CHECKING: void:false:true :> ({(expr&(expr&{int left,int op})) left,int op}&(((((!(test2.expr)&!(int))&(!(int)&!(test2.binop)))&((!(int)&!(test2.
binop))&(!(test2.binop)&(!(test2.expr)&!(int)))))&(((!(int)&!(test2.binop))&(!(test2.binop)&(!(test2.expr)&!(int))))&((!(test2.binop)&(!(test2.ex
pr)&!(int)))&((!(test2.expr)&!(int))&(!(int)&!(test2.binop))))))&((((!(int)&!(test2.binop))&(!(test2.binop)&(!(test2.expr)&!(int))))&((!(test2.bi
nop)&(!(test2.expr)&!(int)))&((!(test2.expr)&!(int))&(!(int)&!(test2.binop)))))&(((!(test2.binop)&(!(test2.expr)&!(int)))&((!(test2.expr)&!(int))
&(!(int)&!(test2.binop))))&(((!(test2.expr)&!(int))&(!(int)&!(test2.binop)))&((!(int)&!(test2.binop))&(!(test2.binop)&(!(test2.expr)&!(int)))))))
)):true:true

These just get bigger and bigger. I'm not sure where it could be getting called from though?

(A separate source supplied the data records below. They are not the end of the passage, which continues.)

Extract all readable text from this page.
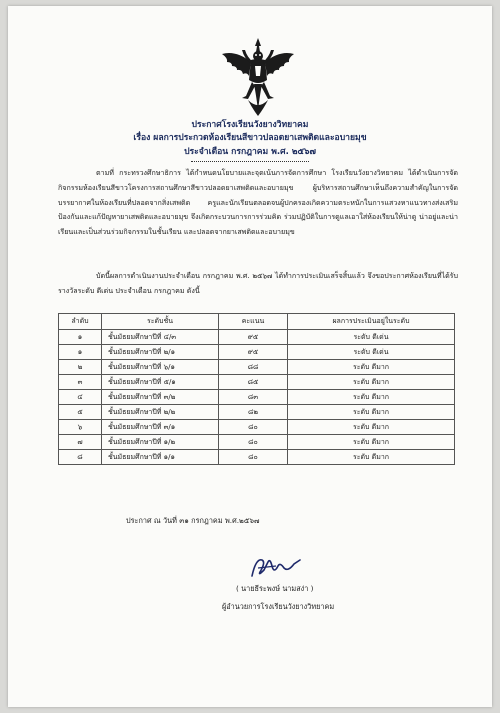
ประกาศโรงเรียนวังยางวิทยาคม
เรื่อง ผลการประกวดห้องเรียนสีขาวปลอดยาเสพติดและอบายมุข
ประจำเดือน กรกฎาคม พ.ศ. ๒๕๖๗
ตามที่ กระทรวงศึกษาธิการ ได้กำหนดนโยบายและจุดเน้นการจัดการศึกษา โรงเรียนวังยางวิทยาคม ได้ดำเนินการจัดกิจกรรมห้องเรียนสีขาวโครงการสถานศึกษาสีขาวปลอดยาเสพติดและอบายมุข ผู้บริหารสถานศึกษาเห็นถึงความสำคัญในการจัดบรรยากาศในห้องเรียนที่ปลอดจากสิ่งเสพติด ครูและนักเรียนตลอดจนผู้ปกครองเกิดความตระหนักในการแสวงหาแนวทางส่งเสริม ป้องกันและแก้ปัญหายาเสพติดและอบายมุข จึงเกิดกระบวนการการร่วมคิด ร่วมปฏิบัติในการดูแลเอาใส่ห้องเรียนให้น่าดู น่าอยู่และน่าเรียนและเป็นส่วนร่วมกิจกรรมในชั้นเรียน และปลอดจากยาเสพติดและอบายมุข
บัดนี้ผลการดำเนินงานประจำเดือน กรกฎาคม พ.ศ. ๒๕๖๗ ได้ทำการประเมินเสร็จสิ้นแล้ว จึงขอประกาศห้องเรียนที่ได้รับรางวัลระดับ ดีเด่น ประจำเดือน กรกฎาคม ดังนี้
ลำดับ	ระดับชั้น	คะแนน	ผลการประเมินอยู่ในระดับ
๑	ชั้นมัธยมศึกษาปีที่ ๔/๓	๙๕	ระดับ ดีเด่น
๑	ชั้นมัธยมศึกษาปีที่ ๒/๑	๙๕	ระดับ ดีเด่น
๒	ชั้นมัธยมศึกษาปีที่ ๖/๑	๘๘	ระดับ ดีมาก
๓	ชั้นมัธยมศึกษาปีที่ ๕/๑	๘๕	ระดับ ดีมาก
๔	ชั้นมัธยมศึกษาปีที่ ๓/๒	๘๓	ระดับ ดีมาก
๕	ชั้นมัธยมศึกษาปีที่ ๒/๒	๘๒	ระดับ ดีมาก
๖	ชั้นมัธยมศึกษาปีที่ ๓/๑	๘๐	ระดับ ดีมาก
๗	ชั้นมัธยมศึกษาปีที่ ๑/๒	๘๐	ระดับ ดีมาก
๘	ชั้นมัธยมศึกษาปีที่ ๑/๑	๘๐	ระดับ ดีมาก
ประกาศ ณ วันที่ ๓๑ กรกฎาคม พ.ศ.๒๕๖๗
( นายธีระพงษ์ นามสง่า )
ผู้อำนวยการโรงเรียนวังยางวิทยาคม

UPDATE: this is coming via extractReadableRecord() from TypeTestClosure. This must be somehow related to a lack of complex simplification?

DavePearce commented 7 years ago

This seems to be a critical line from the proof:

{left: e1, op: 1} is ((!expr&!int)&(!int&!binop))&((!int&!binop)&(!binop&(!expr&!int)))

Certainly, this could be simplified.

DavePearce commented 7 years ago

Observe that in TypeTestClosure there is the following note:

// FIXME: at the moment, TypeSystem.intersect is not working
// properly. It's possible that using new Type.Intersection could
// potentially lead to unbounded growth of the overall type.
Type intersection = new Type.Intersection(lhsT, rhsT);

This would seem to be the heart of the problem here.

DavePearce commented 7 years ago

The issue with infinite loops is now closed. However, there remains some problems related to type tests.